Darcs Commit Coalescing



Overview

One useful workflow involving a DCVS is to have multiple levels of repo (repository), and make many small commits to a local repo, and then push those commits up to one or more levels of published repos.

For example:

local development repo -> local testing repo -> shared team repo -> public global repo.

It is often desirable to coalesce (combine) the many small commits in the development repo(s) into one or a small number of larger commits which correspond more directly to the implemented features.

This coalescing would typically occur as the commits are migrated to one of the more shared repos.
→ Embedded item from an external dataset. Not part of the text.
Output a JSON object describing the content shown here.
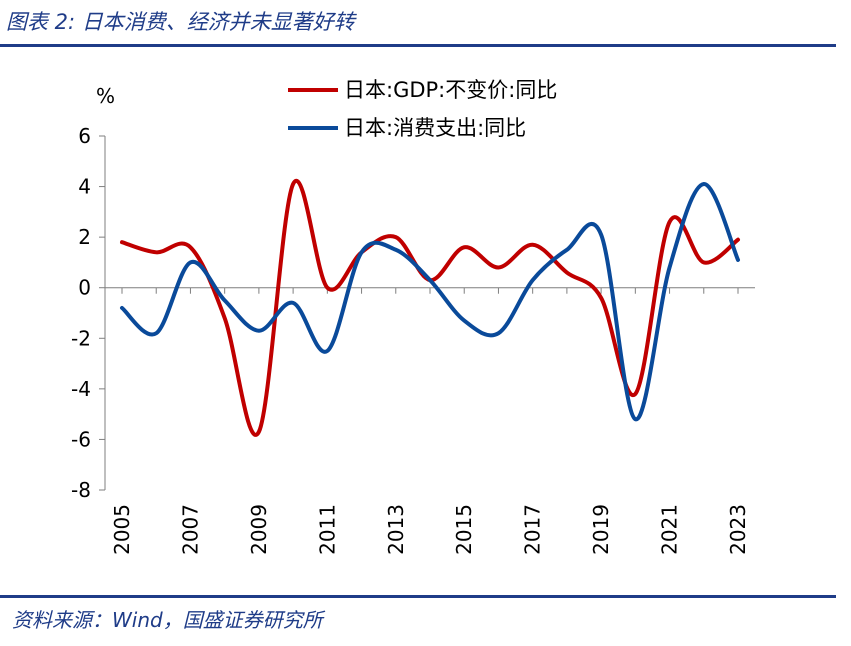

Most DVCSs have features that either directly address this need, or that can be used to support this, albeit with a somewhat involved sequence of commands. For example, Git provides various features that support this ability including: “add -u”, “rebase --interactive”, and “merge --squash”; and Mercurial supports a number of possible command sequences for “concatenating” commits, usually involving one or more Mercurial extensions.

Darcs currently has one feature that can be used for this, but it is quite limited. Using “amend-record” a new record (commit) action can be made part of an existing commit (patch). In addition, Darcs supports a command sequence that would coalesce commits.

Current Solutions

General Solutions

The crux of the feature is: how are the bounds defined that specify which commits to coalesce?
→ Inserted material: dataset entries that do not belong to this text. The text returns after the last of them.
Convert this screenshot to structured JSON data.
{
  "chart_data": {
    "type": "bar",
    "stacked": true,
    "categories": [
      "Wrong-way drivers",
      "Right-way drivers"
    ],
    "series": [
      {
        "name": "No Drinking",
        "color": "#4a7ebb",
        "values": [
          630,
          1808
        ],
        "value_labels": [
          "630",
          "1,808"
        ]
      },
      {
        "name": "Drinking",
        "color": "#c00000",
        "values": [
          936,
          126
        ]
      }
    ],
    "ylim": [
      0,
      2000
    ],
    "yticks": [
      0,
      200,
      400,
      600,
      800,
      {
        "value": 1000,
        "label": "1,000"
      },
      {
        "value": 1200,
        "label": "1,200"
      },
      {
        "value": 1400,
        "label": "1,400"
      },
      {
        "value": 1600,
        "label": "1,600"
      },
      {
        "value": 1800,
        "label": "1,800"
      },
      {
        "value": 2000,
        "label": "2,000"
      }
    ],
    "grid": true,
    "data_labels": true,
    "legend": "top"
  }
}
There are two general solutions:

  1. associate them automatically using a pre-created containing structure such as a branch;

  2. associate them manually (usually interactively) after they have been created.

Git supports both approaches: “merge --squash” relies on the bounds of a discrete branch to identify the commits to coalesce, and in addition can retain both the original commits and their coalesced counterpart. Alternatively, “rebase --interactive” allows the user to interactively identify those existing commits to coalesce, but in the process loses the original small commits and can allow unintentional errors including losing commits.
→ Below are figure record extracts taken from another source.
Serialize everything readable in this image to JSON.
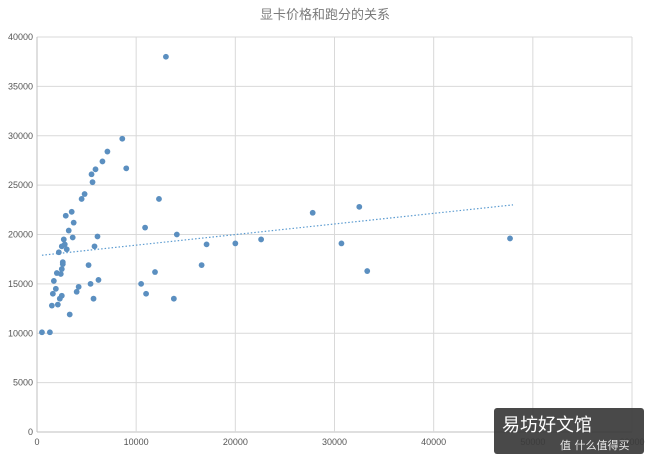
{
  "chart_data": {
    "type": "scatter",
    "title": "显卡价格和跑分的关系",
    "xlabel": "",
    "ylabel": "",
    "xlim": [
      0,
      60000
    ],
    "ylim": [
      0,
      40000
    ],
    "xticks": [
      0,
      10000,
      20000,
      30000,
      40000,
      50000,
      60000
    ],
    "yticks": [
      0,
      5000,
      10000,
      15000,
      20000,
      25000,
      30000,
      35000,
      40000
    ],
    "grid": true,
    "legend": "none",
    "point_color": "#5b8fc0",
    "trend_color": "#5b9bd0",
    "trendline": {
      "type": "linear",
      "style": "dotted",
      "points": [
        [
          500,
          17900
        ],
        [
          48000,
          23000
        ]
      ]
    },
    "points": [
      [
        500,
        10100
      ],
      [
        1300,
        10100
      ],
      [
        1500,
        12800
      ],
      [
        1600,
        14000
      ],
      [
        1700,
        15300
      ],
      [
        1900,
        14500
      ],
      [
        2000,
        16100
      ],
      [
        2100,
        12900
      ],
      [
        2200,
        18200
      ],
      [
        2300,
        13500
      ],
      [
        2400,
        16000
      ],
      [
        2500,
        13800
      ],
      [
        2500,
        18800
      ],
      [
        2500,
        16500
      ],
      [
        2600,
        17200
      ],
      [
        2700,
        19500
      ],
      [
        2600,
        17000
      ],
      [
        2800,
        19000
      ],
      [
        2900,
        21900
      ],
      [
        3000,
        18500
      ],
      [
        3200,
        20400
      ],
      [
        3300,
        11900
      ],
      [
        3500,
        22300
      ],
      [
        3600,
        19700
      ],
      [
        3700,
        21200
      ],
      [
        4000,
        14200
      ],
      [
        4200,
        14700
      ],
      [
        4500,
        23600
      ],
      [
        4800,
        24100
      ],
      [
        5200,
        16900
      ],
      [
        5400,
        15000
      ],
      [
        5500,
        26100
      ],
      [
        5600,
        25300
      ],
      [
        5700,
        13500
      ],
      [
        5800,
        18800
      ],
      [
        5900,
        26600
      ],
      [
        6100,
        19800
      ],
      [
        6200,
        15400
      ],
      [
        6600,
        27400
      ],
      [
        7100,
        28400
      ],
      [
        8600,
        29700
      ],
      [
        9000,
        26700
      ],
      [
        10500,
        15000
      ],
      [
        10900,
        20700
      ],
      [
        11000,
        14000
      ],
      [
        11900,
        16200
      ],
      [
        12300,
        23600
      ],
      [
        13000,
        38000
      ],
      [
        13800,
        13500
      ],
      [
        14100,
        20000
      ],
      [
        16600,
        16900
      ],
      [
        17100,
        19000
      ],
      [
        20000,
        19100
      ],
      [
        22600,
        19500
      ],
      [
        27800,
        22200
      ],
      [
        30700,
        19100
      ],
      [
        32500,
        22800
      ],
      [
        33300,
        16300
      ],
      [
        47700,
        19600
      ]
    ]
  },
  "watermark": {
    "text": "易坊好文馆",
    "sub": "值 什么值得买",
    "bg_color": "#3a3a3a"
  }
}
Mercurial has a number of approaches, but most rely on the user interactively identifying those existing commits to coalesce, and most rely on the user correctly managing a sequence of interrelated commands.

Suggested New Solution in Darcs

Darcs already has most or all of the base features to build a good and consistent implementation of this. The main new feature needed is the logic to actually coalesce patches as they are pushed to another repo.

Eg: “push --coalesce”.

The “--coalesce” option to push would cause it to create a single coalesced patch in the target repo that explicitly references the original patches (commits), as well as the single, new patch containing the result of combining all the original patches.

I had considered that this could be engineered using the existing patch-dependency features (the single coalesced patch depending on the multiple original patches), but I suspect that it would be cleaner to create a new patch-type: “coalesced patch”.

I would recommend that the original patches are not copied to the target repo, and the references to them in the coalesced patch are primarily used to prevent subsequent push or pull operations from duplicating the patches in any repo – either by pulling or pushing the original patches into a repository containing the coalesced patch; or by pulling or pushing the coalesced patch into a repository containing any of the original patches.

Using this new feature, there would now be at least three simple and robust workflows in Darcs for coalescing patches:

Conclusion

By building on the existing features and processing “style” of Darcs, a solution could be engineered that is simultaneously better, simpler and more robust than those of the other popular DCVS systems considered (Git and Mercurial).